Depuis hier et aujourd’hui au cours de la journée, les médias diffusent la version, soutenue par des déclarations du père Alejandro Solalinde [1] (qui se présente comme membre du clergé, prêtre, curé ou ce genre de choses, chrétien, catholique, apostolique et romain), d’un prétendu rapprochement entre l’EZLN et monsieur Andrés Manuel López Obrador. Ils insinuent que « l’EZLN a accepté d’avoir le premier dialogue » (mots exacts de monsieur Solalinde).

À propos de ce mensonge, l’EZLN déclare :

Premièrement, le CCRI-CG de l’EZLN, direction politique, organisationnelle et militaire de l’EZLN, n’a accepté aucun premier dialogue avec personne. Comme le savent bien ceux qui connaissent un minimum l’EZLN et ses manières de fonctionner, un sujet tel que celui-ci aurait été communiqué de manière publique à l’avance.

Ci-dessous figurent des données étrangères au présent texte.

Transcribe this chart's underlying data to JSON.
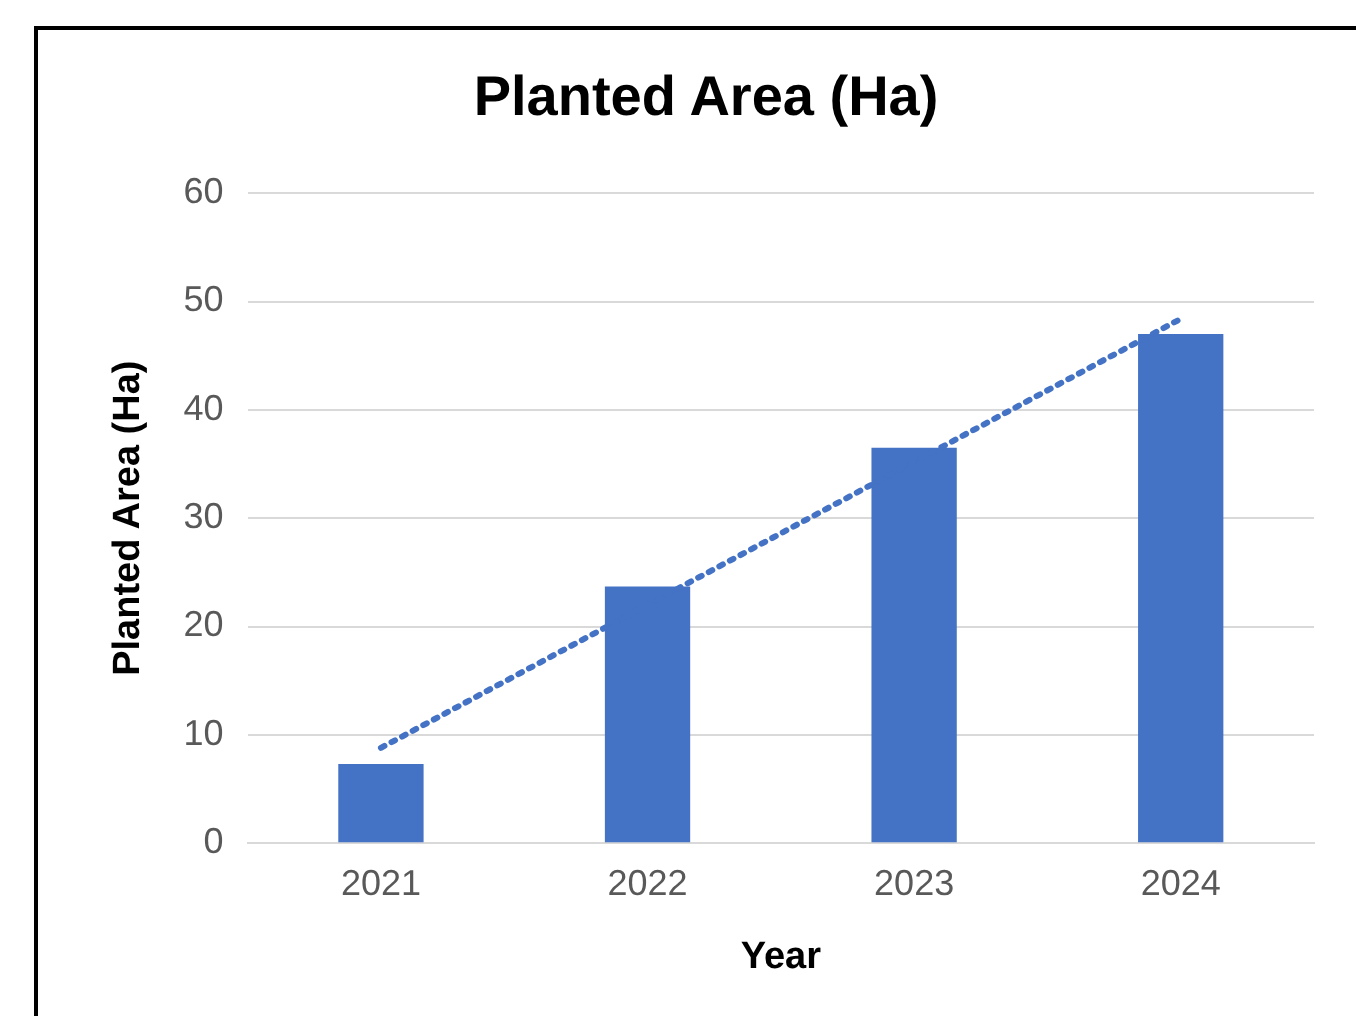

Deuxièmement, l’EZLN n’a reçu rien que des mensonges, des insultes, des calomnies et des commentaires racistes et machistes, de la part du père Solalinde qui sous-entend, comme cela se disait à l’époque du salinisme et du zédillisme, que nous sommes de pauvres indigènes ignorants manipulés, pour utiliser ses propres mots, par « des Blancs qui administrent le zapatisme », et cela nous permettrait de ne pas baisser les yeux ni de nous agenouiller face à celui que le père Solalinde considère comme le nouveau sauveur.

Troisièmement, nous comprenons que monsieur Solalinde ait besoin de se donner un rôle important et qu’il adopte une attitude consistant à exiger une soumission, mais il se trompe avec le zapatisme de l’EZLN. Il ne se trompe pas que sur ça. Nous n’en savons pas beaucoup à ce propos, mais il semble qu’un des commandements de l’Église que prétend servir monsieur Solalinde, ordonne : « Tu ne feras pas de faux témoignages contre ton prochain et tu ne mentiras point. »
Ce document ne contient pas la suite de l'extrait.